Выбрать главу

Пушкин тоже был в восторге от двух первых выпусков журнала и в письме Ивану Киреевскому пожелал изданию многие лета: «До сих пор наши журналы были сухи и ничтожны или дельны, да сухи; кажется, „Европеец“ первый соединит дельность с заманчивостью. <…> Ваша статья о „Годунове“ и о „Наложнице“ порадовала все сердца; насилу-то дождались мы истинной критики».

Пушкин выразил надежду, что журнал разбудит бездействие Боратынского, о лирике которого он вновь высоко отозвался.

Впрочем, были у Пушкина и замечания к журналу: он посоветовал Киреевскому избегать учёных терминов, переводя их на русский: «<…> это будет и приятно неучам, и полезно нашему младенчествующему языку».

Отдельные замечания высказали издателю и Жуковский с Вяземским, в целом горячо одобрившие журнал.
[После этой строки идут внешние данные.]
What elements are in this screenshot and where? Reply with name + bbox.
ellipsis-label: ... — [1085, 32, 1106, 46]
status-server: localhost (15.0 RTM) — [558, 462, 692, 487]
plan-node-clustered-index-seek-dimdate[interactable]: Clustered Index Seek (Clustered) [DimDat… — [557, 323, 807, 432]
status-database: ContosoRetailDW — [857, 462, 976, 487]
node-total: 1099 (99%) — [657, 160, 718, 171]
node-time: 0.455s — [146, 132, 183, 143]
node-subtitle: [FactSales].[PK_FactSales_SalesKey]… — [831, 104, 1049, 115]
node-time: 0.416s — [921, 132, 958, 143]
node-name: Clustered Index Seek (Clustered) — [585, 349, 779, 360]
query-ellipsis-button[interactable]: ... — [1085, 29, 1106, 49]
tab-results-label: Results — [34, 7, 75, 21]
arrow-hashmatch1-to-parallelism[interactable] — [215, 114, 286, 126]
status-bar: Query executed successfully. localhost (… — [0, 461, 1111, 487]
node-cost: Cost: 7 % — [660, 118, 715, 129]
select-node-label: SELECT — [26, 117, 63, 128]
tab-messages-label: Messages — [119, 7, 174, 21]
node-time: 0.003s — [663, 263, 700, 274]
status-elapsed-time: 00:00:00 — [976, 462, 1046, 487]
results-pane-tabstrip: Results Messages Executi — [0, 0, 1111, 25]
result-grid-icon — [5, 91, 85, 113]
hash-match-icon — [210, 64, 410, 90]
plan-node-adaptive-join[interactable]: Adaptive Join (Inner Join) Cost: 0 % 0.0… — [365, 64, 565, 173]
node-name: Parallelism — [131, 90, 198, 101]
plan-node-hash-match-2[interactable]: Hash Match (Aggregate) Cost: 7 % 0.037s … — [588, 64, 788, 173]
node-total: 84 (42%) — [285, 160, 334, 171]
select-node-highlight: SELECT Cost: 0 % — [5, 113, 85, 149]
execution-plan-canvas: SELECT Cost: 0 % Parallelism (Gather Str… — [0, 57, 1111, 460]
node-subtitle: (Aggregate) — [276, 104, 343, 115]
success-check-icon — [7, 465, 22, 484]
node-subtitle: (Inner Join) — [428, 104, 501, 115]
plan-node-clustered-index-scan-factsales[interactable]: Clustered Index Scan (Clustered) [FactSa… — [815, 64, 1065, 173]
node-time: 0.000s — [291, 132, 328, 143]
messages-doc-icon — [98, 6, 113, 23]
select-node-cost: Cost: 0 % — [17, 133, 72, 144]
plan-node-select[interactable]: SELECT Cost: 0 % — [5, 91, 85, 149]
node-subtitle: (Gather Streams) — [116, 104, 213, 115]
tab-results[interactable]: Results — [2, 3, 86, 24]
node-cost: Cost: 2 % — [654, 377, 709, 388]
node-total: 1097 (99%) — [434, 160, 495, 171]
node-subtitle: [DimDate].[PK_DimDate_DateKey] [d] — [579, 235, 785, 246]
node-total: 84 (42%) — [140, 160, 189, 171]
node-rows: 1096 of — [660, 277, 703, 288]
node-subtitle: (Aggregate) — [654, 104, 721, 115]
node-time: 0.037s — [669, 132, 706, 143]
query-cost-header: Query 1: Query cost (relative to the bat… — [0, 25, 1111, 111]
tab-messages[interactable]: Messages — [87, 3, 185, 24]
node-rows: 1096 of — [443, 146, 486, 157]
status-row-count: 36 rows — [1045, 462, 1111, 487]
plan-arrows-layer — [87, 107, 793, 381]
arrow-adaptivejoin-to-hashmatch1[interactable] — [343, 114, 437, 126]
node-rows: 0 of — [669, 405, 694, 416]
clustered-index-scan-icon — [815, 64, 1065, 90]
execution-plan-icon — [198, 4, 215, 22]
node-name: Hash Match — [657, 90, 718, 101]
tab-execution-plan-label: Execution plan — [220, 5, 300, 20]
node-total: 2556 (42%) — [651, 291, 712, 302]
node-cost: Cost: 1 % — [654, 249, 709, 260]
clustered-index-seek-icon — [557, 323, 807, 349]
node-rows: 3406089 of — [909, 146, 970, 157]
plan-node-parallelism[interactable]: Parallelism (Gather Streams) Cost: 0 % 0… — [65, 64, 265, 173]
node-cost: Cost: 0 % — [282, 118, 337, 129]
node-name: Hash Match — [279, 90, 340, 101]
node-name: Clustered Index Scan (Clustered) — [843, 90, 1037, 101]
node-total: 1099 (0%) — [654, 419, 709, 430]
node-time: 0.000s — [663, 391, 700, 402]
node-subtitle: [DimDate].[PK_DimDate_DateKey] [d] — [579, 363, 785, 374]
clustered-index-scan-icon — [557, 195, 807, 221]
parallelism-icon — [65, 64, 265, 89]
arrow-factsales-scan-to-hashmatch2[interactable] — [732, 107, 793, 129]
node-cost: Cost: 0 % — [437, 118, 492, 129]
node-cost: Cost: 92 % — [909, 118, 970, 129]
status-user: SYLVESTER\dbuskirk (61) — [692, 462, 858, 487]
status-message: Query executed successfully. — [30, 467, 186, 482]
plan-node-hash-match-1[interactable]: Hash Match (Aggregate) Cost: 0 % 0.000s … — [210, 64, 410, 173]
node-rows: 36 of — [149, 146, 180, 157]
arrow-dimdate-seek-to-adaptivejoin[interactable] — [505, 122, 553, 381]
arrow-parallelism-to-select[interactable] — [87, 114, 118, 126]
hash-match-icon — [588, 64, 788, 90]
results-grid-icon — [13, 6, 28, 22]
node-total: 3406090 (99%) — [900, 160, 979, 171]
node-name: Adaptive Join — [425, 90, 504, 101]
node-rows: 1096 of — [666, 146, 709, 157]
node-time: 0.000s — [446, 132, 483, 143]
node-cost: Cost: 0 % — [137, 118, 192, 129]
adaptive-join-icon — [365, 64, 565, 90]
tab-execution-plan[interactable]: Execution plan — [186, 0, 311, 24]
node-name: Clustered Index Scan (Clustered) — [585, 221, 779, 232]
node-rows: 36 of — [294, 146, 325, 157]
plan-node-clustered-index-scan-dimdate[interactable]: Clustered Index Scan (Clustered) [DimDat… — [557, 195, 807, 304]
Однако Боратынский не согласился с критикой своих товарищей: «<…> Приноравливаясь к публике, мы её не подвинем. Писатели учат публику, и ежели она находит что-нибудь в них непонятное, это вселяет в неё ещё более уважения к сведениям, которых она не имеет, заставляет её отыскивать их, стыдяся своего невежества <…>». Он заметил, что статья Киреевского о XIX веке непонятна лишь там, где речь заходит о философии, зато выводы литературные отменно ясны даже для тех, кто не силён в таинствах новейшей метафизики. «Не знаю, поймёшь ли ты меня; но таков ход ума человеческого, что мы прежде верим, нежели исследуем, или, лучше сказать, исследуем для того только, чтобы доказать себе, что мы правы в нашей вере. Вот почему я нахожу полезным поступать как ты, то есть знакомить своих читателей с результатами науки, дабы, заставив полюбить оную, принудить заняться ею <…>».

Между тем, пока писатели восторгались журналом и мечтали сделать его ещё лучше, в Третьем отделении Его Императорского Величества канцелярии подготовили доклад о статье Киреевского «Девятнадцатый век». Мысли философа нашли либеральными, статью — политической, недопустимой в печати. Сугубая строгость властей объяснялась недавней Июльской революцией во Франции и восстанием в Польше, а также общим революционным настроением в Европе. Документ лёг на стол государю, и тот повелел закрыть журнал «Европеец». По Москве поползли слухи, что Киреевского отправят в крепость, а цензора Аксакова — на гауптвахту.

В феврале стало известно о решении Московского цензурного комитета: на С. Т. Аксакова наложено законное взыскание — «<…> и дабы издание оного журнала было на будущее время воспрещено, так как издатель оного г. Киреевский обнаружил себя человеком не благомыслящим и не благонадёжным». Цензор лишился работы — Киреевский остался с неизданной третьей книжкой журнала…

В марте 1832 года Боратынский в Каймарах получил от Киреевского письмо с этим печальным известием. Ответ его полон горечи:

«Я приписывал молчание твоё недосугу и не воображал ничего неприятного; можешь себе представить, как меня поразило письмо твоё <…>. От запрещения твоего журнала не могу опомниться. Нет сомнения, что тут действовал тайный, подлый и несправедливый доносчик. Но что в этом утешительного? Где найти на него суд? Что после этого можно предпринять в литературе? Я вместе с тобой лишился сильного побуждения к трудам словесным. Запрещение твоего журнала просто наводит на меня хандру и, судя по письму твоему, и на тебя навело меланхолию. Что делать! Будем мыслить в молчании и оставим литературное поприще Полевым и Булгариным. Поблагодарим Провидение за то, что оно нас подружило и что каждый из нас нашёл в другом человека, его понимающего, что есть ещё несколько людей нам по уму и по сердцу. Заключимся в своём кругу, как первые братия христиане, обладатели света, гонимого в своё время, а ныне торжествующего. Будем писать, не печатая. Может быть, придёт благопоспешное время <…>».

Чуть позже Боратынский попытался утешить друга: «<…> Много минут жизни, в которых нас поражает её бессмыслица: одни почерпают в них заключения, подобные твоим, другие — надежду другого, лучшего бытия. Я принадлежу к последним <…>».